Apparently the streets of the Old City of Jerusalem from the time of Jesus are now about 12 feet underground. There are excavated walls in Jerusalem from about 1000BC which are even deeper than that, and I’ve heard the same thing about the streets of London. Why are they so far underground? I get that you might have a bit of debris pile up, and that people might build new roads on top of older roads and so on, but 12-15 feet? In cities that have been consistently inhabited throughout that time? How does that happen?

Cecil’s tackled this one, long ago, with a focus on archaeology: How come archaeological ruins are always underground? - The Straight Dope

One word: Tell.

Of course, if an ancient city is built somewhere that’s eroded away, it’s lost and archaeologists can never find it by digging. So ancient cities might be still at the surface (and still obvious), buried (and thus discovered by digging) or simply eroded (and lost forever).

The links provided explain why cities tend to deposit layers of material over time, and people don’t settle in areas of high erosion if they can help it, but through all of history there must be more than a few cities that have eroded away.

Often you get deliberate fill.

For example, one of the archeological sites that my mother’s cousin worked dug at has a layer known as the Roman fill layer. In this case, rather than removing all of the fallen debris after an earthquake, the then owners of the area filled the site with several feet of dirt and garbage (broken pottery, etc) and built on top of that.

It’s not that the older cities sink, it’s that the newer ones rise on top of them.

Not sure that will be true of cities in the future, though.

One way to think of it - they don’t all end up underground, plenty end up at ground level or floating up in the air. But these latter two destinations also mean the ancient things get erased or otherwise disappear.
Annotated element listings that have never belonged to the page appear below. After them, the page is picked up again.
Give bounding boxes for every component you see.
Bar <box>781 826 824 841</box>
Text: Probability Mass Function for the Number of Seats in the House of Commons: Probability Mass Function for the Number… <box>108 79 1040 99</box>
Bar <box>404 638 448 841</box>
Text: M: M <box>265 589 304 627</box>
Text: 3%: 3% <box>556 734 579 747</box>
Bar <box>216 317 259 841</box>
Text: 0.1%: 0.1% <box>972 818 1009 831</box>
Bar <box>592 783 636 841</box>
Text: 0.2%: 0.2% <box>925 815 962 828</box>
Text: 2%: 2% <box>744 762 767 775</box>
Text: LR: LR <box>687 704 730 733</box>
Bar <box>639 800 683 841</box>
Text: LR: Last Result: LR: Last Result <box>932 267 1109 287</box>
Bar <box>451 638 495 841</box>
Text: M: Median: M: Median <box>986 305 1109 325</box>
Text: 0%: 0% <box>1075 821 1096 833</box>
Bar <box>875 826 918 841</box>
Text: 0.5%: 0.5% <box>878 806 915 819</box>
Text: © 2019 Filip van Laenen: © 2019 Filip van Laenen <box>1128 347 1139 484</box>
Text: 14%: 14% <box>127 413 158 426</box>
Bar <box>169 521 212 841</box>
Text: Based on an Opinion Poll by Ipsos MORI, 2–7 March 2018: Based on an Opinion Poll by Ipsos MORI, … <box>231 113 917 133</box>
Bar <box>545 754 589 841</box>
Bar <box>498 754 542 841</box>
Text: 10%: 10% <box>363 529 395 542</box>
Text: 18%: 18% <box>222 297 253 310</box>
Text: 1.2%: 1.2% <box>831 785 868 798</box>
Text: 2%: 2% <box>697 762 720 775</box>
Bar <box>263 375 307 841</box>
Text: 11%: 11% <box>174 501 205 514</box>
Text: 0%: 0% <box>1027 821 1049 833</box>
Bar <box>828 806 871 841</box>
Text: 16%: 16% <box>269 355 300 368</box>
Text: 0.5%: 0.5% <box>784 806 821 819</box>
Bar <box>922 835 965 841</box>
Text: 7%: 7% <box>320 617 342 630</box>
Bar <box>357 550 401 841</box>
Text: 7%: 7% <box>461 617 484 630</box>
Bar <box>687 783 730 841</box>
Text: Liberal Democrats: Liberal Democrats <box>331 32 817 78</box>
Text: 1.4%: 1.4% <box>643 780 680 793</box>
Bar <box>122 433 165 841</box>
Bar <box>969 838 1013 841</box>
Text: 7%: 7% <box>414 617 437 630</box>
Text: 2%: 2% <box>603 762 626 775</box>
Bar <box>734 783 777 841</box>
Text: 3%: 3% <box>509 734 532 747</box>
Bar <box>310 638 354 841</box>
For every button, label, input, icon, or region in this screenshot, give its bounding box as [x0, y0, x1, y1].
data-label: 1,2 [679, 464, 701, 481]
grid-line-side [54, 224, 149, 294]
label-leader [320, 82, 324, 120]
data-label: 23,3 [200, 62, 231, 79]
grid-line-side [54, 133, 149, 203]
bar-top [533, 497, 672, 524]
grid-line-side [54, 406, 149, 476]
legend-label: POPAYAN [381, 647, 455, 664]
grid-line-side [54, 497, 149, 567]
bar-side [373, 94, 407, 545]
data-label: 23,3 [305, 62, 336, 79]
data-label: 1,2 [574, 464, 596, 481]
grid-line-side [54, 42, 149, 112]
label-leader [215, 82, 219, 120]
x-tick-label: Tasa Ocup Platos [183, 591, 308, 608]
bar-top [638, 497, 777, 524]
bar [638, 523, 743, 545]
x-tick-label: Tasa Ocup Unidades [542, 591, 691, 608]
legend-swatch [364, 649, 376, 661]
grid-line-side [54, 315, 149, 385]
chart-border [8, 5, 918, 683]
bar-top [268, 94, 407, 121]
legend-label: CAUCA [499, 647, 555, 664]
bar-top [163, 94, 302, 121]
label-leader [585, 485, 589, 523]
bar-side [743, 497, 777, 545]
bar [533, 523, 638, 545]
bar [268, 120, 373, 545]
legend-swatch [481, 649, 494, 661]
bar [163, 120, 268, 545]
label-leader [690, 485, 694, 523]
This doesn’t apply to all cities, but many ancient cities were founded next to rivers and other water sources. Water rolls downhill, and thus the oldest cities are build at the bottom of a hill, in a depression, or in a large valley. That makes it easier for erosion, earthquakes, and fires to bury it over time.

An exercise: leave some stuff outside for a year or two. Don’t move it or clean it. Continue to use the area as before. Depending on where you live, it is probably covered in leaves, dust and crud by now.

Imagine that process for 2000 years.